If a CPU changes speed, the rate of instructions per second was not constant; hard to use for timing.
Multi-core. One cores rdtsc instruction might give a whole different value than another. Our thread might switch core, a lot. The cure for this; setting thread affinity (basically binding it to one specific core), which made the timing work, but was bad for everything else.
The way to handle timing in a “stable” manner was to just use QueryPerformanceCounter instead, and let Microsoft deal with whatever solution was doable/working/the best.
My problem is; QueryPerformanceCounter is not the most optimal solution for “newish” computers. (But it does works for all Windows-computers, which is awesome.) You do get less precise values though, and it takes longer to get them.

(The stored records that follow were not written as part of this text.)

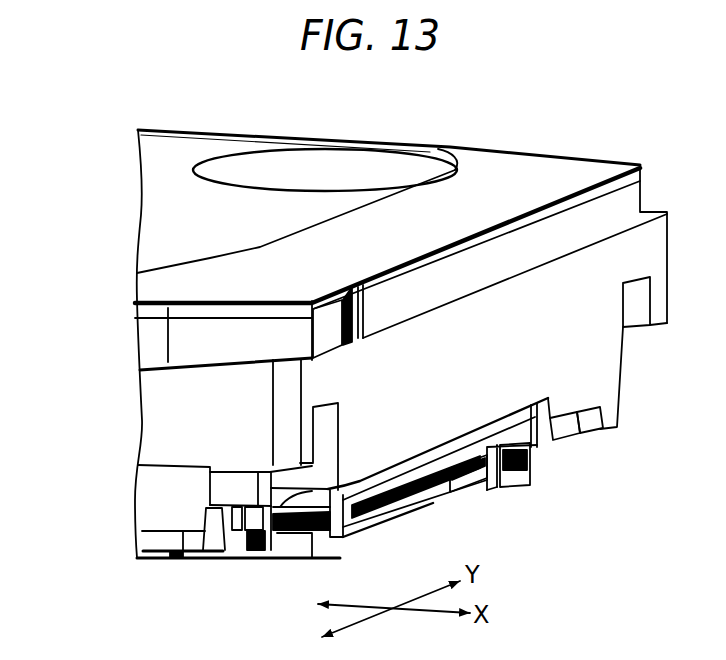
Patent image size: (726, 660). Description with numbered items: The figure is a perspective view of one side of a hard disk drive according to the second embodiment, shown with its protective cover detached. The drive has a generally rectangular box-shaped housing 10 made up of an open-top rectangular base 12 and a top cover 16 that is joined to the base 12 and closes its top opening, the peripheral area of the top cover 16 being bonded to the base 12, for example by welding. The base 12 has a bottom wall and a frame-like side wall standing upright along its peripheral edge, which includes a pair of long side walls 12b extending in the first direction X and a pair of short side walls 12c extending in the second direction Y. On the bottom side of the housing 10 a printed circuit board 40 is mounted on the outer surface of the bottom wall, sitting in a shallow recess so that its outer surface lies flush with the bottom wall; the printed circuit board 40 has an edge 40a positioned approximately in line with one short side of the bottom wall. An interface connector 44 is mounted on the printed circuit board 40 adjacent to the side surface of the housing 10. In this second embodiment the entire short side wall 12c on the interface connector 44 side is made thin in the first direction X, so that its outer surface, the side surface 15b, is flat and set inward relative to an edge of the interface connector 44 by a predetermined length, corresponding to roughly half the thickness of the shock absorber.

The housing 10 is at (481, 132).
The base 12 is at (127, 352).
The long side wall 12b is at (173, 411).
The short side wall 12c is at (580, 348).
The side surface 15b is at (523, 373).
The top cover 16 is at (237, 150).
The printed circuit board 40 is at (238, 545).
The edge 40a is at (541, 470).
The interface connector 44 is at (440, 476).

A while back Intel (AMD?) seemed to decided that it would be nice if rdtsc was usable in a multi-core-variable-frequency world, so Invariant TSC was born. You can ask your CPU if it supports it by calling the cpuid instruction with 0x80000007 as the argument, and then if edx has bit 8 set, your computer is using Invariant TSC, which means rdtsc can be used as a stable source for timing. They also introduced the rdtscp instruction that does a little bit more synchronization than the rdtsc instruction, but for “normal” timing in a game, rdtsc seems to be enough. (basically, rdtsc can be reordered, rdtscp will not)
On my machine (i7-4770K 3.5GHz) I did some quick tests: Timing the different between 2 calls to QueryPerformanceCounter / rdtsc / rdtscp without anything in between and with a Sleep(1) in between.
QueryPerformanceCounter returned a diff of: ~3418
rdtsc(p) returned a diff of: ~3500000
QueryPerformanceCounter returned a diff of: 0
rdtscp returned a diff of: ~24
rdtsc returned a diff of: ~18
So, QueryPerformanceCounter returns basically the value rdtsc returns. Divided by 1000. And with more overhead.
I know which one I’d pick.
Bonus if you are using Linux, rdtscp apparently returns core id as well. Quite handy. ^_^
1) rdtscp only returns core on Linux machines.
2) rdtscp doesn’t work properly om AMD machines. EVEN if cpuid says it supports TCM. :(
(at least on windows..) QueryPerformanceCounter it is.